A total of 19,532 plasma and 9,208 serum samples were tested in the prototype assay. The mean number of RLU and the standard deviation of the population were determined; a provisional cutoff was set at 5,000 RLU, which is equivalent to 31.6 times the standard deviation of the negative population. The provisional cutoff was applied to the population set, and initially reactive samples (S/CO of ≥1.0) were retested in the prototype assay in duplicate. Repeatedly reactive samples were subjected to supplemental IFA assay testing.
IFA testing.
Samples identified as repeatedly reactive during specificity testing using the prototype assay were subsequently tested by indirect fluorescent antibody (IFA; Quest Diagnostics, Madison, NJ, USA).

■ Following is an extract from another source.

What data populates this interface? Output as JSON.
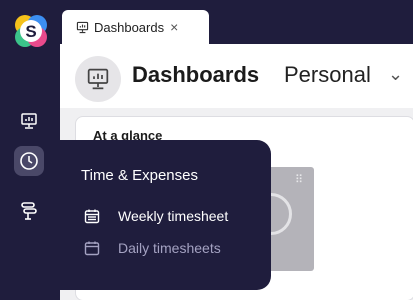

An IFA test for clinical babesiosis samples was performed at the Wadsworth Center, New York State Department of Health (NYSDOH) (Albany, NY, USA) (11). IFA testing for the macaque serum was performed as described previously (25). In all IFA assays, samples with titers of ≥1:64 were considered reactive for antibodies to B. microti.
Molecular testing.
For macaques, quantitative PCR was performed as described previously (25); briefly, a quantitative PCR was developed targeting the 18S rRNA gene, and a standard curve using known parasitemia levels was used to express cycle threshold (CT) values as the number of parasites per microliter. For clinical babesiosis samples, NYSDOH performed reverse transcription-PCR (RT-PCR) on EDTA-preserved whole-blood samples as previously described (16). Briefly, total DNA was extracted from a 200-μl aliquot of blood and eluted in an equal volume. A real-time PCR assay targeting the 18S rRNA gene of B. microti was performed. The assay has been shown to have a limit of detection of between 10 and 100 gene copies per reaction product, which equates to 5 to 10 parasites per μl of blood (16).
RESULTS
Specificity characterization and determination of provisional cutoff.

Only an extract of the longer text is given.